Evaluated non-recursive predicate DataFlowImpl::nodeMayUseSummary0#17aa0c36#fffff@2dedbbed in 1727ms (size: 2138162).
Tuple counts for DataFlowImpl::nodeMayUseSummary0#17aa0c36#fffff@2dedbbed:
        3831722    ~0%    {5} r1 = SCAN project#DataFlowImpl::Stage4::revFlow#17aa0c36#2#ffffff#2 OUTPUT In.0, In.0, In.1, In.2, In.3
        3831722    ~3%    {5} r2 = JOIN r1 WITH DataFlowImpl::NodeEx::getEnclosingCallable0#f0820431#ff ON FIRST 1 OUTPUT Rhs.1, Lhs.1, Lhs.2, Lhs.3, Lhs.4
        3457633    ~3%    {5} r3 = JOIN r2 WITH project#DataFlowImpl::Stage4::parameterMayFlowThrough#17aa0c36#ffff ON FIRST 1 OUTPUT Lhs.1, Lhs.2, Lhs.3, Lhs.4, Lhs.0
        7786136  ~245%    {6} r4 = JOIN r3 WITH DataFlowImpl::Stage4::fwdFlow#17aa0c36#ffffff_014523#join_rhs ON FIRST 4 OUTPUT Rhs.4, Lhs.0, Lhs.1, Lhs.3, Lhs.4, Rhs.5
        2282765    ~9%    {5} r5 = JOIN r4 WITH DataFlowImplCommon::CallContextCall#class#2411651e#f ON FIRST 1 OUTPUT Lhs.5, Lhs.1, Lhs.2, Lhs.3, Lhs.4
        2181543    ~0%    {5} r6 = JOIN r5 WITH num#DataFlowImpl::TAccessPathApproxSome#17aa0c36#ff_10#join_rhs ON FIRST 1 OUTPUT Lhs.1, Lhs.4, Lhs.2, Rhs.1, Lhs.3
                          return r6

The second commit removes some tuples from consCand that belonged to unreachable access paths:

Consider the set of cons candidates accumulated during reverse flow in the predicate revFlowConsCand(Ap cons, Content c, Ap tail, Configuration config).

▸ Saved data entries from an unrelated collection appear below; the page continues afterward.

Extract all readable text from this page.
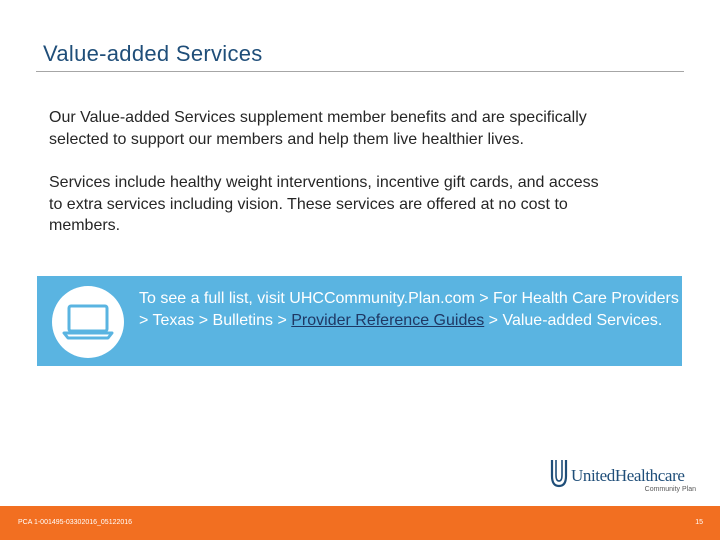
Value-added Services

Our Value-added Services supplement member benefits and are specifically
selected to support our members and help them live healthier lives.

Services include healthy weight interventions, incentive gift cards, and access
to extra services including vision. These services are offered at no cost to
members.

To see a full list, visit UHCCommunity.Plan.com > For Health Care Providers > Texas > Bulletins > Provider Reference Guides > Value-added Services.
UnitedHealthcare
Community Plan
PCA 1-001495-03302016_05122016	15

These are the set of reads that are reached during reverse flow and are matched up with stores as those steps are subsequently reached. The subset that do reach a store is collected after the flow recursion in revConsCand (formerly consCand), but due to this filtering it now means that we can have cons candidates for access paths that are no longer possible to construct using just the remaining cons candidates in revConsCand, so we can do a bit of additional filtering (which is now done in this PR). In the example I looked at this filtered just 2 tuples in stage 4, but removing those two tuples allowed us to construct 2 million fewer AccessPaths for the final stage. This was because the expansion of AccessPathApprox to AccessPath assumed that the set of cons candidates didn't include such unreachable tuples and their existence invalidated the calculation of evalUnfold.

hvitved

LGTM, just one suggestion.

java/ql/lib/semmle/code/java/dataflow/internal/DataFlowImpl.qll

hvitved · 2022-05-11T09:06:07Z

Happy to report that this also appears to resolve a performance issue for C#, caused by the addition of new flow summaries (cc @michaelnebel). This was a similar situation for Java, right?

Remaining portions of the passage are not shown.